Ancient Greeks made numerous contributions to modern medicine. In fact, a doctor's vocabulary contains thousands of words with Greek roots, including paralysis, diarrhea, pancreas, and esophagus. One of the most influential doctors in classical Greece was called Hippocrates. Most Greeks believed that angry gods or demons caused diseases at that time. On the other hand, Hippocrates believed that natural causes of diseases could be explained by science. Doctors who studied his methods looked after their patients and did not use harsh or unnecessary treatments. Some doctors still swear the Hippocratic oath when they graduate from medical school, promising to help people and not harm them.
Like most communities from the medieval ages, the Greeks marched into battle to either defend their land or acquire it from others. War casualties were a usual sight; fortunately for them, the Greeks were knowledgeable in wound treatments. It is believed that military activity and sports motivated Greek doctors to seek better methods of healing their wounded. There were doctors specifically trained for war and would tag along whenever the troops marched into battle. These doctors had a duty to remove foreign materials from the soldiers' bodies and manage treatable wounds. Whenever the soldiers were sick, they would also intervene.
Preventing Blood Loss
Wounded troops were amongst the best approaches for a physician to study his craft and better understand the human body's interior functioning. Besides, there was less chance that the troops would cause issues if something went awry, as may occur civilian side. Aside from medical issues that could have harmed people, such as starvation, thirst, frostbite, fever, and typhoid, doctors dealing with soldiers had to cope with wounds inflicted by blades, axes, projectiles, archers, and sling bullets.
To avoid hemorrhage, Greek physicians realized it was critical to control excessive bleeding rapidly. They didn't know what a hemorrhage was then, but they had a vague understanding of what happened when too much blood was lost. The same doctors also felt that allowing patients to bleed a little before patching them up could aid wound healing, so they would sometimes let them bleed for a while. This was the first step in treating any kind of wound, regardless of the cause.
Greek doctors were spotted treating their wounded with warm water during the Trojan war. At that time, it was not clear why warm water was helpful because there was no vast knowledge about bacteria-infected wounds. Warm water helped clean the wounds and acted as a disinfectant, but it was not very effective. After some time, they integrated the use of warm salty water, which yielded better results compared to plain warm water. Whenever these were unavailable, the wounds would be burned using hot metal. This was a very painful process yet the most promising for survival.
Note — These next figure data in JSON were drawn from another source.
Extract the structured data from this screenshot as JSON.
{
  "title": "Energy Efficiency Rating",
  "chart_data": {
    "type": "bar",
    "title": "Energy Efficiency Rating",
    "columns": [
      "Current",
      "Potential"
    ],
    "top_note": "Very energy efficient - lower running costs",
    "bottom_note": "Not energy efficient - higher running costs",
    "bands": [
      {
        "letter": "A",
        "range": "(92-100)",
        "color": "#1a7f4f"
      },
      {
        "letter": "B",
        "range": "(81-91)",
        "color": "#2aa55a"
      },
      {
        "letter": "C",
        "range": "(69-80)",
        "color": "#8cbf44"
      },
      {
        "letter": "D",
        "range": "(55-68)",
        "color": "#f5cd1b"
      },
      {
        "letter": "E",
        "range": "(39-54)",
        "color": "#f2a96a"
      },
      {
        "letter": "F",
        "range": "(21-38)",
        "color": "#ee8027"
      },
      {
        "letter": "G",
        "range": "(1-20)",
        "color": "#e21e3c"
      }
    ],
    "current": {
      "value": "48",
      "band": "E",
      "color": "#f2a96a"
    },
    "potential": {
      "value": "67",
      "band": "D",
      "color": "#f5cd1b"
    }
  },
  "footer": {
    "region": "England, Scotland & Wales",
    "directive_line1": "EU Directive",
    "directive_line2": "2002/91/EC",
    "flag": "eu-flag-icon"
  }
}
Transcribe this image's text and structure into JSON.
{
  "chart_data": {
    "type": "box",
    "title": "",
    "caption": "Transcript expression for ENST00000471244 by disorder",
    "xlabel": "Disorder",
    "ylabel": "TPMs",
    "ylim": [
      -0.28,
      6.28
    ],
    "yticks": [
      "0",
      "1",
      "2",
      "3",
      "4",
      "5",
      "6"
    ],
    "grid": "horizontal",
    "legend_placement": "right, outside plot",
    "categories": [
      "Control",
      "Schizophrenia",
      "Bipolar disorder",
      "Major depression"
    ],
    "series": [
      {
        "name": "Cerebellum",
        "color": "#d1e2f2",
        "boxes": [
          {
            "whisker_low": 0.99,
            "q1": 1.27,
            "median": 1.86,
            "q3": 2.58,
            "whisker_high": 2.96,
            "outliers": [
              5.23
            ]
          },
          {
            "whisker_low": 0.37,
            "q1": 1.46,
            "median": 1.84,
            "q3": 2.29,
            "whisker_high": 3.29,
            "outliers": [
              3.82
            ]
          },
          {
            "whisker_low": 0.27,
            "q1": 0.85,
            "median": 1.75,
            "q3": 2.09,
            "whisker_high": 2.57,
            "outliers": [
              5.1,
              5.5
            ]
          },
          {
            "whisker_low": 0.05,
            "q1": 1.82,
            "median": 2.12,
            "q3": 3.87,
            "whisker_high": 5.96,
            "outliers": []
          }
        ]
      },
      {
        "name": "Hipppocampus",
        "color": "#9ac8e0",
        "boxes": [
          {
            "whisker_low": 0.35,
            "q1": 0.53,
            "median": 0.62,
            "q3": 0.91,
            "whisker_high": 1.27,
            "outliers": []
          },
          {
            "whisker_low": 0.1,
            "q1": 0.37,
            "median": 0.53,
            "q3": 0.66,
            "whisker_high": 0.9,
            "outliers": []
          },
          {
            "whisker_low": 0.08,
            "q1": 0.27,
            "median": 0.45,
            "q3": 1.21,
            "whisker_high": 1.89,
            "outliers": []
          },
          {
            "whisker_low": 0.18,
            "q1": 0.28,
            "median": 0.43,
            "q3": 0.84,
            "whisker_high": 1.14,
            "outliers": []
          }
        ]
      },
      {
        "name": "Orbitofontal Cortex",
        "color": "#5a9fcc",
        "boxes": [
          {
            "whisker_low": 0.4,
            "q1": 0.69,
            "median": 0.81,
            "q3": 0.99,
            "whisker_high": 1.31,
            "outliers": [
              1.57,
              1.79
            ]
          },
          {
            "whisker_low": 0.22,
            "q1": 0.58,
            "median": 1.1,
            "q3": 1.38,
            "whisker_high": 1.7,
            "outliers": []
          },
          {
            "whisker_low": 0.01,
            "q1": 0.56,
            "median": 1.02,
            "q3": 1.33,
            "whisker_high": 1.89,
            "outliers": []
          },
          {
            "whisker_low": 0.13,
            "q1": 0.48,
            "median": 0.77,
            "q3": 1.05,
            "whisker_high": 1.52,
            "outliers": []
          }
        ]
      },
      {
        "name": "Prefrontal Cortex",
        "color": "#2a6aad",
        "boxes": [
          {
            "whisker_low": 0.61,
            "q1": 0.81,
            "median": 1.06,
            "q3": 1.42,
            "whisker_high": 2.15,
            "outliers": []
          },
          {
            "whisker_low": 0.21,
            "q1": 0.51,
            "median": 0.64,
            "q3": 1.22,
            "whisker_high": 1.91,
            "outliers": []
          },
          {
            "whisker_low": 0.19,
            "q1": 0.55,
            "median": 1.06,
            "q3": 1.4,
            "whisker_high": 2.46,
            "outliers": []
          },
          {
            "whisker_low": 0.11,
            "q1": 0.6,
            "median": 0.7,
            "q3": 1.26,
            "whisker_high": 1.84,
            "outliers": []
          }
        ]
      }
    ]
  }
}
Although several citations in literature to individuals being restrained during operation imply that anesthesia was uncommon, opium was used as a sedative in surgery. Operated wounds were then stitched using flax or linen thread, and the incision was wrapped with linen cloths or swabs immersed in water, alcohol, oils, or vinegar. Alternatively, herbs were utilized, and injuries could heal with egg white or honey. The significance of food, for instance, or the usage of herbs with anti-inflammatory qualities, such as celery, were also examined as post-operative treatments. Greek doctors gradually gained a fundamental understanding of human anatomy, aided by studying severely injured troops and animal dissection beginning in the 4th century BCE.